The Register-Herald, Beckley, West Virginia

December 4, 2009

Rockefeller terms Byrd’s coal critique ‘very good speech’

By Mannix Porterfield

Clean coal technology is the industry’s salvation, and industry leaders need to get on board with a pioneer project in New Haven aimed at capturing carbon dioxide rather than engage in a diatribe over delayed mining permits, Sen. Jay Rockefeller, D-W.Va., suggested Friday.

Rockefeller appeared in a telephone news conference call with Energy Secretary Steven Chu, Gov. Joe Manchin and Mike Morris, chief executive officer of American Electric Power, to discuss a $334 million outlay in federal stimulus money for clean coal experiment at the firm’s New Haven plant.

The idea is to capture up to 90 percent of the carbon emissions and sequester them 1.5 miles beneath the earth in a $1 billion federal plan that also embraces similar projects in Mobile, Ala., and Midland-Odessa, Texas.

Just a day earlier, Sen.
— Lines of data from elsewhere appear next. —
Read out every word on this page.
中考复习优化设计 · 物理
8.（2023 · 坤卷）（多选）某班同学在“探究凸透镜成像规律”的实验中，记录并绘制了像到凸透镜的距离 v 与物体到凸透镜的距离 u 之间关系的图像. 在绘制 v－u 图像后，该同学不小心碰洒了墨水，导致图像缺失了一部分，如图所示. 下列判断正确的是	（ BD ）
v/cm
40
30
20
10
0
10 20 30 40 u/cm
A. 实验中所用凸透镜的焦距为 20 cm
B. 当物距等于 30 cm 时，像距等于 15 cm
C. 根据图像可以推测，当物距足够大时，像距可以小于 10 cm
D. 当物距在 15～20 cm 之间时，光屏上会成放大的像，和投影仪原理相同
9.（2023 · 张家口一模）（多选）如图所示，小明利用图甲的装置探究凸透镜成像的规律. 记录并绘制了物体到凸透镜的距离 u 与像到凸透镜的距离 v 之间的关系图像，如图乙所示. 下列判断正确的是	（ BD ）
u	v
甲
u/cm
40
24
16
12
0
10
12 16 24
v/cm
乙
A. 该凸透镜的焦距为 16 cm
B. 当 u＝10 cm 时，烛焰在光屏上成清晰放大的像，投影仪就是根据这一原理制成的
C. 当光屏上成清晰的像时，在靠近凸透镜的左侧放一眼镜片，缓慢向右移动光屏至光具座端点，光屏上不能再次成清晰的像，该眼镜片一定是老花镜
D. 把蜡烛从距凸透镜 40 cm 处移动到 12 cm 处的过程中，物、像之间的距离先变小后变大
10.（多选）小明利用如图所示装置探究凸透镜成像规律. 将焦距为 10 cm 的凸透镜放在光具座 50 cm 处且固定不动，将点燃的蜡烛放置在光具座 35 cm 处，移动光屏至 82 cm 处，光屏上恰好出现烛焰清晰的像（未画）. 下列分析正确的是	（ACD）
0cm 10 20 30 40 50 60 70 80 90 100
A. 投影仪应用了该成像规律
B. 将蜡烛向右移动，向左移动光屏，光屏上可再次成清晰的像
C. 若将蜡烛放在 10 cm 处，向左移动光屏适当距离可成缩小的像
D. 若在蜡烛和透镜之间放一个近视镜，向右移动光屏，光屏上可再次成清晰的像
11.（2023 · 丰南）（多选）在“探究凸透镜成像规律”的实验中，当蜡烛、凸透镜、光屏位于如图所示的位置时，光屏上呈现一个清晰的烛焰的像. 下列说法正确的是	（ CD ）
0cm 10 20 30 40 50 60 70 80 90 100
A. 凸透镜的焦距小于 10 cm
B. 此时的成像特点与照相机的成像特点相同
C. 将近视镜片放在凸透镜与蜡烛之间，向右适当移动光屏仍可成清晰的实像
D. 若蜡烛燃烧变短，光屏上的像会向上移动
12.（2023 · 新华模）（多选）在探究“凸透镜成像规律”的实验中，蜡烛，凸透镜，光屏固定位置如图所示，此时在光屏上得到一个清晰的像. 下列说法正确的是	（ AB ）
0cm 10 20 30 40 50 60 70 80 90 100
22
Robert C. Byrd, D-W.Va., issued a stinging rebuke of the coal industry, saying it was orchestrating a campaign of fear among workers over the holdup of 23 mining permits in West Virginia by the Environmental Protection Agency. Byrd also implied mountaintop mining has a diminishing cadre of supporters on Capitol Hill.

Rockefeller termed the speech by Byrd as both “blunt” and “very good.”

“He didn’t mince words,” he said.

Rockefeller indicated his colleague’s remarks need to be put in perspective since the news conference was about helping coal survive the intrusion of natural gas and the EPA.

“Now if you just don’t want to be a participant in that,” he said of the New Haven clean coal project, “then you’re going to see the EPA come in, you’ll see natural gas come in, you’re going to see Wall Street even farther more distant, funding for power plants, funding for coal operations are going to decline,” he said.

“There have been some pretty inflammatory comments from the coal industry. Not all of it, just a few people. That is scaring the heck out of a lot of people in southern West Virginia and making it impossible for them to consider what it is we’re doing here today and the possibility of what we can do tomorrow and the next day to secure the future of coal. That’s the whole point of this. We can secure the future of coal. This country cannot operate without coal.”

Rockefeller pointed out he and four other committee chairs have been named by Majority Leader Harry Reid, D-Nev., to write a climate bill, but for now, health care has top priority and it might not get done soon.

At any rate, he said, West Virginia needs to gear itself “psychologically as a strong coal tradition state” to take advantage of the clean technology experiment in New Haven.

“We’ve got to stop the denunciation, the scare tactics and turn people to understanding what might be in something called a climate bill,” the senator said. “The word ‘cap-and-trade’ is a very bad word in West Virginia.”

Yet, he told The Register-Herald, few either on Capitol Hill or in this state could supply “a very good explanation” of its intent.

“We can’t be afraid of anything,” he said. “If cap-and-trade doesn’t work for West Virginia, then it won’t have my support. This is an opportunity. This is about being able to save our future for coal. I just don’t know what could be more important.”

Rockefeller said he believes cap-and-trade can work for the good of West Virginia, depending on how the proposal is written.

“I don’t know enough about it yet,” he said. “Neither do most other people around here. If a bill doesn’t help West Virginia, then it won’t have my support.”

One reporter asked Chu if the New Haven funding was a means of blunting criticism of the Obama administration over the delay in mine permits, and the secretary replied, “We’re not trying to dismantle anyone’s coal industry, especially in West Virginia.”

Chu earlier had pointed out coal satisfies more than half of the nation’s energy demands.

“Coal is an abundant energy resource in the United States,” the secretary said. “America will not turn its back on coal.”